PETIT DE GRAT: With this community’s parish hall now re-opened following upgrades that occurred during a two-month closure period, the pastoral unit overseeing the Roman Catholic Church’s Isle Madame operations and assets is hoping to reach an agreement regarding the use of two nearby athletic fields.
St. Joseph’s Parish Hall re-opened on April 24, after Stella Maris Pastoral Unit (SMPU) got the green light from the insurance company contracted by the Diocese of Antigonish. The diocesan insurers had abruptly shut down the hall on February 23, after the company informed the Catholic organization’s insurance broker of the need to address safety concerns at the hall, particularly in regards to entrances and exits.
With Alderney Point contractor Hubert David and an army of volunteers from Petit de Grat and the surrounding communities addressing these issues over the following two months, SMPU priest Fr. Doug MacDonald was pleased to see the hall re-open last week and is now hoping similar success will emerge from negotiations regarding the two Petit de Grat baseball fields under the pastoral unit’s operation.
The pastoral unit is attempting to address an early-February directive from its insurance broker that “only parish-organized events” are permitted on the unit’s two Petit de Grat ball fields, which have hosted everything including Richmond Amateur Baseball Association (RABA) games, Atlantic and provincial baseball tournaments, a popular annual softball tournament, and Les Jeux de l’Acadie over a period of several decades. At the time, the insurance broker advised that sports-related activities were not covered under the pastoral unit’s ecclesiastical insurance policy.
Speaking to The Reporter in late April, Fr. MacDonald confirmed that negotiations between solicitors for the diocese and the RABA’s Petit de Grat Red Caps were “still underway” and added that the diocese is still willing to work out yearly lease agreements at an annual cost of $1.
“With the proposed lease, the church continues to get nothing out of this arrangement, other than the important value of sport which benefits our people,” said Fr. MacDonald, who noted that the diocese has paid property insurance “for many decades” on the Petit de Grat ball fields.
“The proposed lease automatically renews every year, thus each year flows automatically into the next without paperwork. Every effort is being made to ensure the continuation of uninterrupted baseball and related recreational activities on church lands for years to come.”

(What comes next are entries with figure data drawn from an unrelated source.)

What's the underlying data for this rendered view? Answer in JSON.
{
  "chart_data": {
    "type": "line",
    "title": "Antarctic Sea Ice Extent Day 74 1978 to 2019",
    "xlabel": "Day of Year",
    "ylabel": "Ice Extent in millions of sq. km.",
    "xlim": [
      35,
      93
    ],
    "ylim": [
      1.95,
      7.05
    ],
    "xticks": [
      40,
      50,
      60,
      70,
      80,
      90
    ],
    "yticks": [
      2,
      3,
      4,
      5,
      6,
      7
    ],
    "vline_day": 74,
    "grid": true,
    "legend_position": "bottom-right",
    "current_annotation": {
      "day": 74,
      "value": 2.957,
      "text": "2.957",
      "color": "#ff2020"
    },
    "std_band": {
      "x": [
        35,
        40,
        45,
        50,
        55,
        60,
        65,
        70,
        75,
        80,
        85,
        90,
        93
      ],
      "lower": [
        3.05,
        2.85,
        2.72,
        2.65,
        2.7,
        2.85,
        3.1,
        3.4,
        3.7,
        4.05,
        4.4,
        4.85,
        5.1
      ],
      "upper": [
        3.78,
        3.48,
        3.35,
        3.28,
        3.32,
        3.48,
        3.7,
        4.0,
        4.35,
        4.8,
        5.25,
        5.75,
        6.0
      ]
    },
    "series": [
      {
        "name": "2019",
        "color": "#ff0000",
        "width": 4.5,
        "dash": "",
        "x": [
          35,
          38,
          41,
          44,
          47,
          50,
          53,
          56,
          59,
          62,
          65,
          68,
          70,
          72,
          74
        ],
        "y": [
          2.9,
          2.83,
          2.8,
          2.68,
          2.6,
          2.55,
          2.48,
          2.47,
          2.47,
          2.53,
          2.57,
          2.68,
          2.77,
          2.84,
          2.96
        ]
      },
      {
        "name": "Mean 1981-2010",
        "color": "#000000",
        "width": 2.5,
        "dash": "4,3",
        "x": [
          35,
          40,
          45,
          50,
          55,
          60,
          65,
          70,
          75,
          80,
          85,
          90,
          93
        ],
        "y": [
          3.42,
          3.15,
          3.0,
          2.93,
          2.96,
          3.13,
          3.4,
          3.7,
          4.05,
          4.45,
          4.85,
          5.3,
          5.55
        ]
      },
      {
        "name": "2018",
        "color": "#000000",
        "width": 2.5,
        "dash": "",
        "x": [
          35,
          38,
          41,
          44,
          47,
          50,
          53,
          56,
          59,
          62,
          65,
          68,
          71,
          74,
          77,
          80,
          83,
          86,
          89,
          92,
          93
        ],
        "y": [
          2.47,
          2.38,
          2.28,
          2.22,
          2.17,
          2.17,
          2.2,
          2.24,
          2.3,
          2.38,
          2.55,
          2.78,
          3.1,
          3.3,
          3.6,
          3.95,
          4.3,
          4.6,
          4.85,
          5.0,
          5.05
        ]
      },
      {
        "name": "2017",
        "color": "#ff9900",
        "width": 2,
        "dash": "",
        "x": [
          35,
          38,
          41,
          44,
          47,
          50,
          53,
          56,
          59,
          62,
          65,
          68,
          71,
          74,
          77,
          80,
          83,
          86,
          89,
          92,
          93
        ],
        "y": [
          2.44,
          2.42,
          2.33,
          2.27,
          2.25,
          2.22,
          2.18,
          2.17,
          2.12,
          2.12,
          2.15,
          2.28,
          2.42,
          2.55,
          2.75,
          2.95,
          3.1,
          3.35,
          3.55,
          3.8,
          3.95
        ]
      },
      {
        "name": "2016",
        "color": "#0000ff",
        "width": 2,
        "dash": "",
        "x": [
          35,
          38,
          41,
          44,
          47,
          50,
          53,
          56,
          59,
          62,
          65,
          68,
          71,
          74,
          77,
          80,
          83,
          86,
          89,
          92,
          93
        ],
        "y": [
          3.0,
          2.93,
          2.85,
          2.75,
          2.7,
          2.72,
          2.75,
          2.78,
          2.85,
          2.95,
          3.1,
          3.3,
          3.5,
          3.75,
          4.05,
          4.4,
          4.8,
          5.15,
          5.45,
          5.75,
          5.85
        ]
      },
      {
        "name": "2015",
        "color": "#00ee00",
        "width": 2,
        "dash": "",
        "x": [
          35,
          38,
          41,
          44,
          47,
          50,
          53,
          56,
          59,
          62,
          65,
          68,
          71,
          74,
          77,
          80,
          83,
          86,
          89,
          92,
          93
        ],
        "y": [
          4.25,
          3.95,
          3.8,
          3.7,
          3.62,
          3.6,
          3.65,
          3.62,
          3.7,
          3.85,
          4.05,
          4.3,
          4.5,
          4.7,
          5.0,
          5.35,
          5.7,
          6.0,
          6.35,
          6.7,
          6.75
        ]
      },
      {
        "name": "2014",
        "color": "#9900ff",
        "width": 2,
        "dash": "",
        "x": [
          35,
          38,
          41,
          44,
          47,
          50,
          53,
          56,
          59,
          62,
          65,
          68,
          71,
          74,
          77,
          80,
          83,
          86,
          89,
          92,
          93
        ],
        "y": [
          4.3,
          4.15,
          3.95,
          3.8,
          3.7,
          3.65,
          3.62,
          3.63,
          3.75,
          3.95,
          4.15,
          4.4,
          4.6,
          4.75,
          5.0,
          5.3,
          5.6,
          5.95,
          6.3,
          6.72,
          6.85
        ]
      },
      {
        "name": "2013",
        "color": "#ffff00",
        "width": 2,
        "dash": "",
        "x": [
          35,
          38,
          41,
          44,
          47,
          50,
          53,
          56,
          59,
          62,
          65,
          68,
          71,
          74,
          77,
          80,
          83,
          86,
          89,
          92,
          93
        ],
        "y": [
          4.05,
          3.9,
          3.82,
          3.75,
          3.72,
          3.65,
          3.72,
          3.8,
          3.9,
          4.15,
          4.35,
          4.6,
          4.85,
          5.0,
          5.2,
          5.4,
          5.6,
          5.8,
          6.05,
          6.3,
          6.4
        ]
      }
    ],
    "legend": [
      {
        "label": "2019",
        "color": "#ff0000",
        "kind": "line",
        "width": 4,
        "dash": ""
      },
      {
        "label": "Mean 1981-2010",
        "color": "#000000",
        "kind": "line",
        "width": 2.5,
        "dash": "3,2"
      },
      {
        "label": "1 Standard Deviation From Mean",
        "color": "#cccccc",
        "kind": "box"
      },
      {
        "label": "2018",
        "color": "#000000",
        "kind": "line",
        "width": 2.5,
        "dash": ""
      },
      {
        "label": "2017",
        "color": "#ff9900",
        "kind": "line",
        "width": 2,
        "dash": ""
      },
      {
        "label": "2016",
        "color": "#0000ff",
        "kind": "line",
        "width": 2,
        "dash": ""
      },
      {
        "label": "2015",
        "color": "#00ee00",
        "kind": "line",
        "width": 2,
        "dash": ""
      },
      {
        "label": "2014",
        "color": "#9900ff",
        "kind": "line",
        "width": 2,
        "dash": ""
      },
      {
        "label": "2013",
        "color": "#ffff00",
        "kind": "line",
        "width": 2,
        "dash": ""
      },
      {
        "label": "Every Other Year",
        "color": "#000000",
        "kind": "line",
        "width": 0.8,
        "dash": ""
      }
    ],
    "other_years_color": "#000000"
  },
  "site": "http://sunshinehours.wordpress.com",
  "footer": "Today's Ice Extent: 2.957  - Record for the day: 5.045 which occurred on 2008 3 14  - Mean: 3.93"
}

At the same time, Fr. MacDonald defended a diocesan proposal that would prevent activities from occurring on the fields before 11 a.m. on Sunday mornings, noting that “Sunday is the Lord’s day,” and confirmed that another clause has been added to the proposed insurance agreement regarding the closeness of St. Joseph’s Parish Cemetery to one of the fields in question.
“A clause has been proposed to ensure respect for the dead and their families,” the veteran priest explained.
“But to my knowledge, no proposed clause would interfere with the continuation of past use or the composition of teams, including ball tournaments, annual [events], etc.“
Despite the outstanding issues, Fr. MacDonald struck an upbeat tone regarding the discussions with the athletic fields’ various stakeholders.
“I am confident that a fair solution will be reached that is satisfactory to all parties,” he concluded.